Эльза смертельно побледнела.

– Граф… вы понимаете, что вы говорите?

Он прорычал зло:

– А вы понимаете, что должны разговаривать со мной иначе уже сейчас? Я могу поставить вас и младшей служанкой.

– Что? Что вы сказали?

Он сказал, повышая голос:

– Будете стелить мне постель, а когда я решу, что вы надоели мне, будете жить в коровнике!.. Так что советую быть со мной… поласковее, мотылек. Я умею обрывать крылышки.

Она прошептала, сдерживая слезы:

– Как отец ошибся в вас! Он считал вас верным и преданным вассалом!

Тельрамунд зло ухмыльнулся.

– Я и был им, пока был молод и глуп. Теперь я владетельный граф, я занимаюсь торговлей, у меня ремесла, ростовщики, золотокузнецы. Я умею усмирять мечом, но еще надежнее усмирять золотом! И здесь моя власть уже выше, чем у герцога!

Она собралась с силами, вымолвила дрожащим голосом:

– Позор вассалу, что нарушает клятву! Позор тому, кто бьет в спину. Позор мужчине, который пользуется тем, что женщина не может поднять тяжелый меч и защитить свою честь…

Он захохотал, широко раскрывая огромный рот. Зубы блеснули крупные, желтые.

– Нет никакого позора! – прорычал он густым голосом. – Это все выдумки. Я все чаще имею дело с торговцами и уже знаю, что стыд глаза не выест. Главное – прибыль. А я знаю, что получу. Так что сдавайтесь, мотылек. Я могу быть и милостив… ха-ха!

Она прошептала:

– Мои вассалы не позволят вам захватить трон!

Он ухмыльнулся.

– Да?

– Я им все расскажу…

– А я расскажу свое. И кому они захотят поверить?

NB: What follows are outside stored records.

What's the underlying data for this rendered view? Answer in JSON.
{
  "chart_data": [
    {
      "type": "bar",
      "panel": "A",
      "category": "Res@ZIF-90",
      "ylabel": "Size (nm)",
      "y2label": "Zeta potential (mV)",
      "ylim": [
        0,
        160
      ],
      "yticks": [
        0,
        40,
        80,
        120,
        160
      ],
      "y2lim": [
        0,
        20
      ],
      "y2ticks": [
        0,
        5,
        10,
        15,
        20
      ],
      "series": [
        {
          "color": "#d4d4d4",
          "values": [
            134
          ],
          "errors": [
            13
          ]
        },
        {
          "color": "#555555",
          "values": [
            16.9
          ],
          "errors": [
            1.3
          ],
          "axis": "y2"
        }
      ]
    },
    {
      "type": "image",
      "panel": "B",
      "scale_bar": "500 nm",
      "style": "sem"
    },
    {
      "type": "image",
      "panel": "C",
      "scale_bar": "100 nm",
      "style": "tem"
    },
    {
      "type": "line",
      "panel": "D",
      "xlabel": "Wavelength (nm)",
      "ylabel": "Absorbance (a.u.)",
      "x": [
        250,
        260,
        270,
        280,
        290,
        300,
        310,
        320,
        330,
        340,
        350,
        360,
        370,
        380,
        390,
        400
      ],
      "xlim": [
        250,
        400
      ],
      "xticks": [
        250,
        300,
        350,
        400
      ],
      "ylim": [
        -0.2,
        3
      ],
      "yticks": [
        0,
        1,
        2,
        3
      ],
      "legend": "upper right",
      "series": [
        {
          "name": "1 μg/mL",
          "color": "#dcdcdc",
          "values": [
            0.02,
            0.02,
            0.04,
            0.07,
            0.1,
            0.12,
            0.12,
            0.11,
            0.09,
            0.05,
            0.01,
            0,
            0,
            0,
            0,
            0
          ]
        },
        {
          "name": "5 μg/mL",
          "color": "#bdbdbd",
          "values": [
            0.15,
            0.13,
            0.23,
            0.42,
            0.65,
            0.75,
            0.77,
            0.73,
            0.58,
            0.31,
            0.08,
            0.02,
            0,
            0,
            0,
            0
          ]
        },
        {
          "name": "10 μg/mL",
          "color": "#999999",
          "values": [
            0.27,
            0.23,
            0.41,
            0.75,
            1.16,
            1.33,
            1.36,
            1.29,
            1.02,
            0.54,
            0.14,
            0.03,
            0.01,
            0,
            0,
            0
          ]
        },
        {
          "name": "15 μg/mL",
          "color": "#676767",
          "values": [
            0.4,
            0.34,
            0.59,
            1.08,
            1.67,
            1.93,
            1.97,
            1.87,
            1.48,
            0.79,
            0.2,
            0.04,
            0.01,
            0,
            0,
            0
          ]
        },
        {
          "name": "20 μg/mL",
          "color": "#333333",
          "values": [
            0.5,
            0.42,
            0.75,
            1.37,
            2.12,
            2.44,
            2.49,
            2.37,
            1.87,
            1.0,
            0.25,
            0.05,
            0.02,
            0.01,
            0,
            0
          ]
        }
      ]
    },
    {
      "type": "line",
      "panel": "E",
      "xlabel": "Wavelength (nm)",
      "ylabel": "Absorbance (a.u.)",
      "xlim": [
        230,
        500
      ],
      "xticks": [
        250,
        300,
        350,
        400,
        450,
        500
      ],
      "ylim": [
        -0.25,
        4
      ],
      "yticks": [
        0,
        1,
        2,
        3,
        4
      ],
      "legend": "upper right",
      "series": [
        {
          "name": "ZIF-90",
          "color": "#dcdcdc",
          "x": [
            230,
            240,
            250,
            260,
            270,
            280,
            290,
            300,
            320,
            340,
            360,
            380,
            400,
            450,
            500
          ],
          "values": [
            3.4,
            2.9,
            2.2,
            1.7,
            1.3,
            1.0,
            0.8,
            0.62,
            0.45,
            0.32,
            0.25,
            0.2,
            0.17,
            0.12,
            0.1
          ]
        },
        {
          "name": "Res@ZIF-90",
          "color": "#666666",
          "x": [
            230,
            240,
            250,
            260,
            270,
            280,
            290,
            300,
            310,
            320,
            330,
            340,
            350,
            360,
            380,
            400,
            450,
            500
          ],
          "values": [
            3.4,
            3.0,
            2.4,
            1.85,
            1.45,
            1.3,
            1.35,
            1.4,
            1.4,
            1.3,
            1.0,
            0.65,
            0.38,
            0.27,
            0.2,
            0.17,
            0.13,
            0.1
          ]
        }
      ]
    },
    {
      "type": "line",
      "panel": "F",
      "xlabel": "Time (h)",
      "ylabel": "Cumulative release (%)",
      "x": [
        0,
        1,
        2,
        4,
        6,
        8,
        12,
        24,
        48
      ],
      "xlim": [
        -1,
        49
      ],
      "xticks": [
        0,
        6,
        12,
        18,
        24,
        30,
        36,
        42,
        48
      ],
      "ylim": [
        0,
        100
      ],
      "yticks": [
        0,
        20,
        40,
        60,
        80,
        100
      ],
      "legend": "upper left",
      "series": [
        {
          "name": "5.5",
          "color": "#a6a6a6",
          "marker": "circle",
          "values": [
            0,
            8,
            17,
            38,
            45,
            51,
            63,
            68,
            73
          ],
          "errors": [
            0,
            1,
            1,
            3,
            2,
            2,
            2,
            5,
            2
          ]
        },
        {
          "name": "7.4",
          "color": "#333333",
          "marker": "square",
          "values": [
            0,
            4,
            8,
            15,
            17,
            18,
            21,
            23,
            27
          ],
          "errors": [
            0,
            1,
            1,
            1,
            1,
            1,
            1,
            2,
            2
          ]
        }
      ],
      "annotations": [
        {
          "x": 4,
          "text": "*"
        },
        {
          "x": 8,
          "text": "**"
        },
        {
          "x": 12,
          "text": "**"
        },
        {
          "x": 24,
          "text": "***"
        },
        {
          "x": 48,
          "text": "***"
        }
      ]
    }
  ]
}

Она замерла, Тельрамунд употребил очень точное слово «захотят». Ее слово против его слова, но она слабая женщина, а Тельрамунд – прославленный воин, одержал победы больше чем в ста пятидесяти сражениях, он несметно богат, через Ортруду у него связи с многими знатными родами, а графство его самое крупное в герцогстве. И вассалы, поставленные перед выбором, могут предпочесть на троне Тельрамунда.

Она прошептала:

– Уходите! Уходите немедленно.

Он не сдвинулся с места, нагло захохотал, глядя на ее мертвенно бледное лицо, перевел взгляд на глаза дочери герцога, что быстро наполняются слезами, снова гулко хохотнул и двинулся к двери неспешно и небрежно, каждым движением выказывая, что уходит сам, по своей воле, и что в этом громадном замке он либо уже хозяин, либо будет им очень скоро.

Глава 3

Она взглянула на Перигейла и по его взгляду поняла, какой он видит ее: нежное чистое лицо с глазами прозрачнее родниковой воды, толстые золотые косы перевиты жемчугом и падают до самых пят, прямая и стройная, с прямой спиной, вид гордый, но те, кто ее знают, сразу скажут, что глаза у юной герцогини испуганные, как у пойманного кролика.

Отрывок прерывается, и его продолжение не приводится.